What is it that distinguishes honesty from knavery, but the hard and wirey line of rectitude and certainty in the actions and intentions? Leave out this line, and you leave out life itself; all is chaos again …
–William Blake, Outline in Art and Life
William Blake’s articulation of the ‘bounding line’ as ‘the great and golden rule of art, as well as of life’ may seem a far-fetched place to start an examination of the poetics of the fence in Australian poetry. The line’s cosmic necessity and ethical force were being asserted by Blake in the context of a long-running dispute amongst art theorists as to whether outline or colour was the predominant element in the pictorial arts. But my mind reverts to this quotation when thinking about the cathected attitude to lines, boundaries, and fences that is emblematic of the settler-colonial establishment in this country in both its agrarian and suburban contexts.

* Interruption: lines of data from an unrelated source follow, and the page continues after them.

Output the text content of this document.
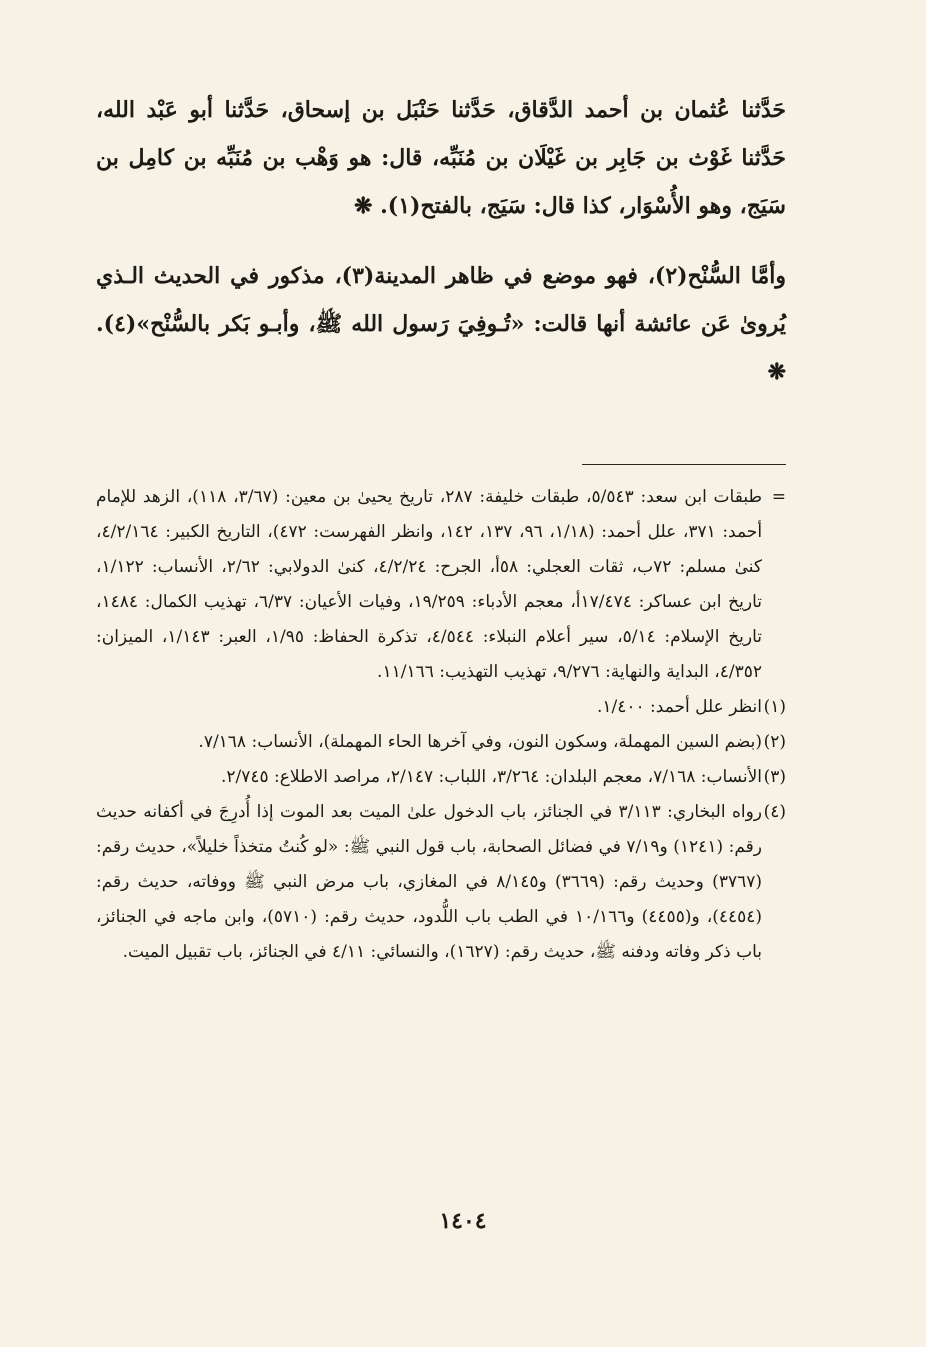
حَدَّثنا عُثمان بن أحمد الدَّقاق، حَدَّثنا حَنْبَل بن إسحاق، حَدَّثنا أبو عَبْد الله، حَدَّثنا غَوْث بن جَابِر بن غَيْلَان بن مُنَبِّه، قال: هو وَهْب بن مُنَبِّه بن كامِل بن سَيَج، وهو الأُسْوَار، كذا قال: سَيَج، بالفتح(١). ❋

وأمَّا السُّنْح(٢)، فهو موضع في ظاهر المدينة(٣)، مذكور في الحديث الـذي يُروىٰ عَن عائشة أنها قالت: «تُـوفِيَ رَسول الله ﷺ، وأبـو بَكر بالسُّنْح»(٤). ❋

=
طبقات ابن سعد: ٥/٥٤٣، طبقات خليفة: ٢٨٧، تاريخ يحيىٰ بن معين: (٣/٦٧، ١١٨)، الزهد للإمام أحمد: ٣٧١، علل أحمد: (١/١٨، ٩٦، ١٣٧، ١٤٢، وانظر الفهرست: ٤٧٢)، التاريخ الكبير: ٤/٢/١٦٤، كنىٰ مسلم: ٧٢ب، ثقات العجلي: ٥٨أ، الجرح: ٤/٢/٢٤، كنىٰ الدولابي: ٢/٦٢، الأنساب: ١/١٢٢، تاريخ ابن عساكر: ١٧/٤٧٤أ، معجم الأدباء: ١٩/٢٥٩، وفيات الأعيان: ٦/٣٧، تهذيب الكمال: ١٤٨٤، تاريخ الإسلام: ٥/١٤، سير أعلام النبلاء: ٤/٥٤٤، تذكرة الحفاظ: ١/٩٥، العبر: ١/١٤٣، الميزان: ٤/٣٥٢، البداية والنهاية: ٩/٢٧٦، تهذيب التهذيب: ١١/١٦٦.
(١)
انظر علل أحمد: ١/٤٠٠.
(٢)
(بضم السين المهملة، وسكون النون، وفي آخرها الحاء المهملة)، الأنساب: ٧/١٦٨.
(٣)
الأنساب: ٧/١٦٨، معجم البلدان: ٣/٢٦٤، اللباب: ٢/١٤٧، مراصد الاطلاع: ٢/٧٤٥.
(٤)
رواه البخاري: ٣/١١٣ في الجنائز، باب الدخول علىٰ الميت بعد الموت إذا أُدرِجَ في أكفانه حديث رقم: (١٢٤١) و٧/١٩ في فضائل الصحابة، باب قول النبي ﷺ: «لو كُنتُ متخذاً خليلاً»، حديث رقم: (٣٧٦٧) وحديث رقم: (٣٦٦٩) و٨/١٤٥ في المغازي، باب مرض النبي ﷺ ووفاته، حديث رقم: (٤٤٥٤)، و(٤٤٥٥) و١٠/١٦٦ في الطب باب اللُّدود، حديث رقم: (٥٧١٠)، وابن ماجه في الجنائز، باب ذكر وفاته ودفنه ﷺ، حديث رقم: (١٦٢٧)، والنسائي: ٤/١١ في الجنائز، باب تقبيل الميت.
١٤٠٤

Signalling possession, privatisation, and productivity, the fence was one of the main props by which a cadastral grid (comprised of adjoining rectangular land parcels) was imposed on the Australian landscape with the effect, as Denis Byrne has observed, of putting it ‘in immediate dialogue with the landscape of England’.1 Wire fences began being rolled out in the 1870s and Byrne offers us a stark reminder of how much a turning point this may have been in settler-Indigenous relations:
Wire fences made the cadastral grid a visible, tangible reality on the ground, where previously it had existed for the most part only on paper in the minds of white settlers. It seems unlikely that Aboriginal people understood the full extent and nature of their dispossession until wire fences fixed the grid onto the face of the land.2
Rather understandably, fences have featured prominently in recent Australian art that does attempt to capture something of ‘the full extent and nature’ of this dispossession – from Lin Onus’s 1985 painting Fences, Fences, Fences to Phillip Noyce’s 2002 film Rabbit-Proof Fence. As these works suggest, fencing is not simply a matter of exclusion and displacement; indeed, the regime of spatial discipline that fences impose is shown to be complicit in other regimes of regulating the individual and social body: that of incarceration and, ultimately, eugenic extermination.
In speaking of fences in the Australian context, then, one finds oneself rather quickly in fairly deep water. I’m not a strong swimmer and I won’t be plumbing its depths in this essay. What I will do is offer a series of thoughts about the poetics of the fence using two related case studies, one taken from a colonial context (Ned Kelly’s Jerilderie Letter, which I read, after Farrell, as a poem), the other contemporary (a selection of poems from Farrell’s I Love Poetry). In examining what I call the fence poetics of these two texts, I’ll try to draw out some questions about genre and how genre helps configure history (literary or otherwise). But in particular, I want to focus on the way that the fence gets used (and abused) as an efficacious symbol of the stakes of colonial settlement.